Things go fine in Anacortes until late morning. Then the signal drops, and wouldn't reconnect no matter what I tried. Fortunately, Square will continue to take transactions offline, swiping the magstripe and storing them locally until I have internet again. Except.

The offline transaction limit seems to be $100. This isn't usually a problem for me, but I get a couple of sales where the tax bumps us over the limit, and I have to run them slowly through my phone, typing in the card number, expiration, CVV and billing zip code. 

Around 3 pm the wifi comes back, and all twenty-some transactions upload.

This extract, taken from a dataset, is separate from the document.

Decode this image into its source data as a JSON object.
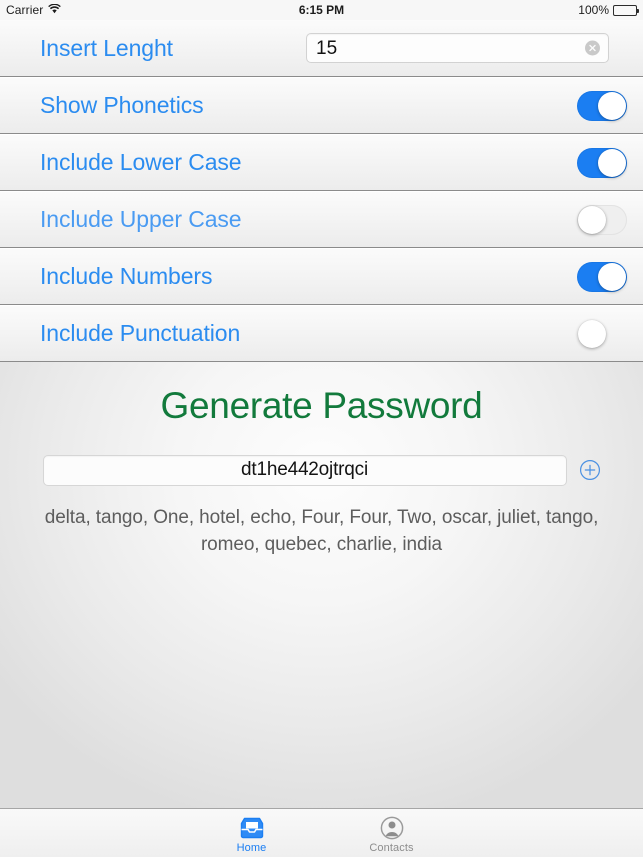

We finish the day fully connected, and it isn't until I'm tallying up sales that night in the motel room that I discover that one of the transactions was declined. It's also one of two transactions with the same amount, so I need to figure out who, and whether there's anything I can do about it. 

Fortunately for me, I've set up my check-out with buttons for all my items: soup bowls, tall mugs, casseroles, whatever. This makes check-out easier, as I can just select the pot and let the program plug in the numbers. This also means people who want an email/text receipt get it itemized. And it means that I can tell which $47.83 transaction bounced, and zero in on the sales slip. Where by a staggering bit of good luck, I have recorded the email address

So I send them an email, ask them to call me on my cell, and about 20 minutes later, they do. Their credit card company, in a fit of protective frenzy, was happy to let them purchase airline tickets two states away from home, but apparently a $44 casserole at an art fair was beyond the pale. They reauthorized the transaction, but Square won't re-send it. 

Saturday morning, it happens again. Wifi until the day heats up, then gone again. I'm beginning to think it may be the local cellular signal, as one of my customers reports the same spotty coverage in their boat. I wind up asking a very nice young couple if we can split their order in two to keep under the $100 limit, and everything else is fine. Once again, around 4 this time, the signal returns and this time, everybody clears.

And Saturday night, searching for a way to re-submit the rejected charge (Square doesn't seem to keep info from declined cards taken offline, so I guess I'll be getting a check in the mail when they get home) I discover that the $100 limit is a manufacturer's default value. I can set it wherever I want, so I bump it up to $200.

Sunday, the signal goes down again. And the customer in my booth has just hit $198 in pots, before taxes. I start to explain about how I'll have to take her transaction in two payments, because Square-wifi-evil spirits-yadda yadda.

Don't worry, she says, I'll be paying cash. And proceeds to pick out another $100 worth of bowls.